Multiple innovations over the decades have worked to improve diagnosis rates, tackle multidrug-resistant strains, and reduce treatment lengths.
Though, access to these new interventions is still limited in many of the most deeply affected areas, 80% of cases and deaths are in low- to middle-income countries and, right now, the highest numbers of new cases are in South East Asia and Africa.
So, thanks to a deadly combination of patchy diagnosis, unequal access to treatment, and increasingly common drug-resistant strains, TB continues to kill millions year after year.
We need new ideas, fast.
Professor Henry Mwandumba: If you were to talk about multi-drug-resistant TB, then there's specific regions of the world that are hotspots for that. South America, for example. Peru had a big problem. But what we learned from that experience is how we can engage communities in the management of drug-resistant TB. And how we can manage patients with drug-resistant TB at home and not in the hospital setting.
Narrator: Over the last few years, money put into TB services actually decreased: we have just half of what's needed.
And whilst research investment has been increasing slowly, it’s still well below the USD 5 billion goal set by the United Nations.
The result?

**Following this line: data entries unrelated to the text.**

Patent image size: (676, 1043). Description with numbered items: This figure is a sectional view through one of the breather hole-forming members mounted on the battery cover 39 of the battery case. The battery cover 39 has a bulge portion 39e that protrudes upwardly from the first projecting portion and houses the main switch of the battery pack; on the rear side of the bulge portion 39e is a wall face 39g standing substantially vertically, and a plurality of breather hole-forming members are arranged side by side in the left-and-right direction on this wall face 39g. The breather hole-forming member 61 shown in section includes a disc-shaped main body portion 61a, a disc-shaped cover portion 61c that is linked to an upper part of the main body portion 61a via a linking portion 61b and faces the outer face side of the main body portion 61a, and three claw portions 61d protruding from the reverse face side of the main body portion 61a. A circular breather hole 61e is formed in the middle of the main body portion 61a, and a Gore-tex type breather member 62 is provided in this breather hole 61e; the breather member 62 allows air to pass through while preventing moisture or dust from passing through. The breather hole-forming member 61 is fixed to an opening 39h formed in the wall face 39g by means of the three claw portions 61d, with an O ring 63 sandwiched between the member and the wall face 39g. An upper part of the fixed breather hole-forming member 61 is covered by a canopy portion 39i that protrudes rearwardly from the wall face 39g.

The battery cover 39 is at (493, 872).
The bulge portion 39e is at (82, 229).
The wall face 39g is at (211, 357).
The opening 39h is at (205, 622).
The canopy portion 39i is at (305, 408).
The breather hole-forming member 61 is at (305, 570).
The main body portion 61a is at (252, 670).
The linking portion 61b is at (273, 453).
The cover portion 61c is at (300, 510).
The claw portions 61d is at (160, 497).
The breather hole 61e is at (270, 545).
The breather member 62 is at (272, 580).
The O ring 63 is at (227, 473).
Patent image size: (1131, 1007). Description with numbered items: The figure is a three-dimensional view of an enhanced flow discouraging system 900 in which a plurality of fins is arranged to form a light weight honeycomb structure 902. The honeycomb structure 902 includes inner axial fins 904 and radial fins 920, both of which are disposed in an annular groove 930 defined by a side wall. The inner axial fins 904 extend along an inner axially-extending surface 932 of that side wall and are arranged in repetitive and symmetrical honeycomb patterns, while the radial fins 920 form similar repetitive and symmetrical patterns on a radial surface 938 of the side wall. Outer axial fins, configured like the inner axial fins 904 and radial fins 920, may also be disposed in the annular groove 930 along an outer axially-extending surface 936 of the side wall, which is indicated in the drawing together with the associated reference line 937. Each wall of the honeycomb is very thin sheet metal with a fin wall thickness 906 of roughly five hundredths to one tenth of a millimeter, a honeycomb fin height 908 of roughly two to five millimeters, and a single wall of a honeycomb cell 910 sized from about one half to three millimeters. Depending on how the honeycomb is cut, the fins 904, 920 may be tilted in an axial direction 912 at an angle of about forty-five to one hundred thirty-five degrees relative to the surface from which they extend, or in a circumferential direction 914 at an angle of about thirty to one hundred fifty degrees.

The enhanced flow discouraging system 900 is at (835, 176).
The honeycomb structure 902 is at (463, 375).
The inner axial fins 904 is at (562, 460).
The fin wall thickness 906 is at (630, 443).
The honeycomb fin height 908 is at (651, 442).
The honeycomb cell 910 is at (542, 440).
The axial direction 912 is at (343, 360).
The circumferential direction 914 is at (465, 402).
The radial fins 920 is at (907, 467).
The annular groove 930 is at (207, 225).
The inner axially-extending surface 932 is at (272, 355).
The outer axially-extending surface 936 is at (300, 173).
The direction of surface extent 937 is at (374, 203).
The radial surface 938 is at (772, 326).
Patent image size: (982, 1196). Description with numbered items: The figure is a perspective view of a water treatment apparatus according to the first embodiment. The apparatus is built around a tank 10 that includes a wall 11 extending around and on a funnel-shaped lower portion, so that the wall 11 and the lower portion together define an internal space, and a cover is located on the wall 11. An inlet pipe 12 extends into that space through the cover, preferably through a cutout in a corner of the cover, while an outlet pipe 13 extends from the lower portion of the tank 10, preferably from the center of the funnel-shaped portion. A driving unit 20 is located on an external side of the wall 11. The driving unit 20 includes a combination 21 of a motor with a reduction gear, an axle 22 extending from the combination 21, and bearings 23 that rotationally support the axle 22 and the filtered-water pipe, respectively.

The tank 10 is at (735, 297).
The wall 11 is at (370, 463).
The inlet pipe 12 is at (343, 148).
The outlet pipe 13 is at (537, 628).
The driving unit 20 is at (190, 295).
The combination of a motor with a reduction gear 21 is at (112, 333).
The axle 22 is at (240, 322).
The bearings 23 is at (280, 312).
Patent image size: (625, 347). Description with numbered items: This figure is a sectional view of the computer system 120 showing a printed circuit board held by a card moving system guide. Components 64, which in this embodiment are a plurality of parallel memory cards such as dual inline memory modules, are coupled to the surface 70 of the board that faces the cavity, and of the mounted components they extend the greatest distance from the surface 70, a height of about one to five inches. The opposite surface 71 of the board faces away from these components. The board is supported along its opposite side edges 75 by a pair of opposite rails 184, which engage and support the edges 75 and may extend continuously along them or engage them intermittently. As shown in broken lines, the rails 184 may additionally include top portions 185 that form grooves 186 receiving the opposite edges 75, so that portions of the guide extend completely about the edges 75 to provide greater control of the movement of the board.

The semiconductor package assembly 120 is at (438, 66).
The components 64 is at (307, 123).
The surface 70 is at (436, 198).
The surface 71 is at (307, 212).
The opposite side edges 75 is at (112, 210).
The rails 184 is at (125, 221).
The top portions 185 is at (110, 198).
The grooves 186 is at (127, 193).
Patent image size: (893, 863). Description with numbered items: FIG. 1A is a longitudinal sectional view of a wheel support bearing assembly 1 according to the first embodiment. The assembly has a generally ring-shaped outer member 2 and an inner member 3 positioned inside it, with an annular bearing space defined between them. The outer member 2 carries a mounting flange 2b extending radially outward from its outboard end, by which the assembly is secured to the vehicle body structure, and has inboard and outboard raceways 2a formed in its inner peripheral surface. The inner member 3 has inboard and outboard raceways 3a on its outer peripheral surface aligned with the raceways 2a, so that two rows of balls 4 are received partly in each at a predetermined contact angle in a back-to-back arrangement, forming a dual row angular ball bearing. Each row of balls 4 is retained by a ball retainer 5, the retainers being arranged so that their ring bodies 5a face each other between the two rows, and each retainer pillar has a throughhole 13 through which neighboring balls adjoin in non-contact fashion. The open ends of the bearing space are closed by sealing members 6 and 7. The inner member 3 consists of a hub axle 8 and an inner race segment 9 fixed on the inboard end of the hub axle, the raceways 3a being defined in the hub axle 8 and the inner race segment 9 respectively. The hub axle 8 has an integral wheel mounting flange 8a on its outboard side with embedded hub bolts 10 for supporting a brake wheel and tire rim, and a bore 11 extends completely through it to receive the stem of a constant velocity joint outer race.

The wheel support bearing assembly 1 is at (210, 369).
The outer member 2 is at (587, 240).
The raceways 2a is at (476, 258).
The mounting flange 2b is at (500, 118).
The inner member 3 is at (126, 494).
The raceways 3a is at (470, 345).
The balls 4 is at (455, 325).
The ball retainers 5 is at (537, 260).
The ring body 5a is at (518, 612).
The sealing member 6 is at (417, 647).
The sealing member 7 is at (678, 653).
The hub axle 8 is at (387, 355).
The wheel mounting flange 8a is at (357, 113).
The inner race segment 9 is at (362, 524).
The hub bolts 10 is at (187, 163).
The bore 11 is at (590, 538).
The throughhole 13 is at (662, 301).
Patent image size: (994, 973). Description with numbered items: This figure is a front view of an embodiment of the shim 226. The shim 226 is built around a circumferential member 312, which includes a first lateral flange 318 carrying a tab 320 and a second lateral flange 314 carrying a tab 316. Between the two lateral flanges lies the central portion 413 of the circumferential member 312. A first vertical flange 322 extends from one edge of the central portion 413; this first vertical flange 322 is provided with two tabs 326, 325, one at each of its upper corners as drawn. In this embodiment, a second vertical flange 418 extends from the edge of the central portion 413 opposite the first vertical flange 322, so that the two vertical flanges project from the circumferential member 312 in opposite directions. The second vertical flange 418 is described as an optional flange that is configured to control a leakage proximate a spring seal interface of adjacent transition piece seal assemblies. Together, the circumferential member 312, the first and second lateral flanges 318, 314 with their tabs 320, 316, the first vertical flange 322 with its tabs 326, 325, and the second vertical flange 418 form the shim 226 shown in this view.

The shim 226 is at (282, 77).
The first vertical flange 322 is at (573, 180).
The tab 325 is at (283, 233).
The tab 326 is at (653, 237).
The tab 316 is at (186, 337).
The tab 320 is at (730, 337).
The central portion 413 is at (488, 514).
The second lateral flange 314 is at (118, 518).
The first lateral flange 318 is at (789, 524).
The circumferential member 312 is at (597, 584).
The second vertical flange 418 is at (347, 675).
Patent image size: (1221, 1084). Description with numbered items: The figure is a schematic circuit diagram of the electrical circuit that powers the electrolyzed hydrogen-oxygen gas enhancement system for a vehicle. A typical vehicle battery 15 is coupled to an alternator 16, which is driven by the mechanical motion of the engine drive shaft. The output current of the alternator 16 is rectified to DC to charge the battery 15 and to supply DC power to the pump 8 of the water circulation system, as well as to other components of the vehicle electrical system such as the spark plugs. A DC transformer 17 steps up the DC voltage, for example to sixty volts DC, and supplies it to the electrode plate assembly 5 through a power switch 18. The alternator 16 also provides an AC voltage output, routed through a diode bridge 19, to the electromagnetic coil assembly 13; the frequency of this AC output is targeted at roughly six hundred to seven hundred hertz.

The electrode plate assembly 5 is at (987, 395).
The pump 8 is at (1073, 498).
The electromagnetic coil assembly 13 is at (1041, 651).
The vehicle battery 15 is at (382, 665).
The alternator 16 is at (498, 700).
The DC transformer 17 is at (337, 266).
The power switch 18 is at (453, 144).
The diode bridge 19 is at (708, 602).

More of what's happening right now: Higher levels of TB, increasing drug resistance, inadequate solutions.
It's also worth mentioning that around the first year of the Covid-19 pandemic, the world funnelled at least USD 104 billion into developing Covid-19 vaccines and therapeutics. That huge number is 162 times more than governments spent on TB research in 2020, despite both being the top two most deadly infectious diseases.
Now, some positive updates. The Covid-19 pandemic actually reinforced a need for collaboration and a focus to end TB.
Back in January 2023, the WHO accounced plans to use lessons from the Covid-19 response to set up a new council for TB vaccines.
At the 2023 UN General Assembly, world leaders approved new targets to help end the TB epidemic.
Naomi Wanjiru: So many commitments have been done today to ensure that TB is on top of the agenda and that, one day, we shall end TB.
Narrator: And, after a hundred long years, there’s finally been breakthroughs in new vaccine development.
While this progress is reassuring, there's big challenges ahead.
The pace of innovation just hasn't been fast enough. We still need to find ways to secure funding and close the gap, invest in more research, as well as keep pushing for affordable, accessible, equitable solutions.
Only then, will we move closer to a future without TB.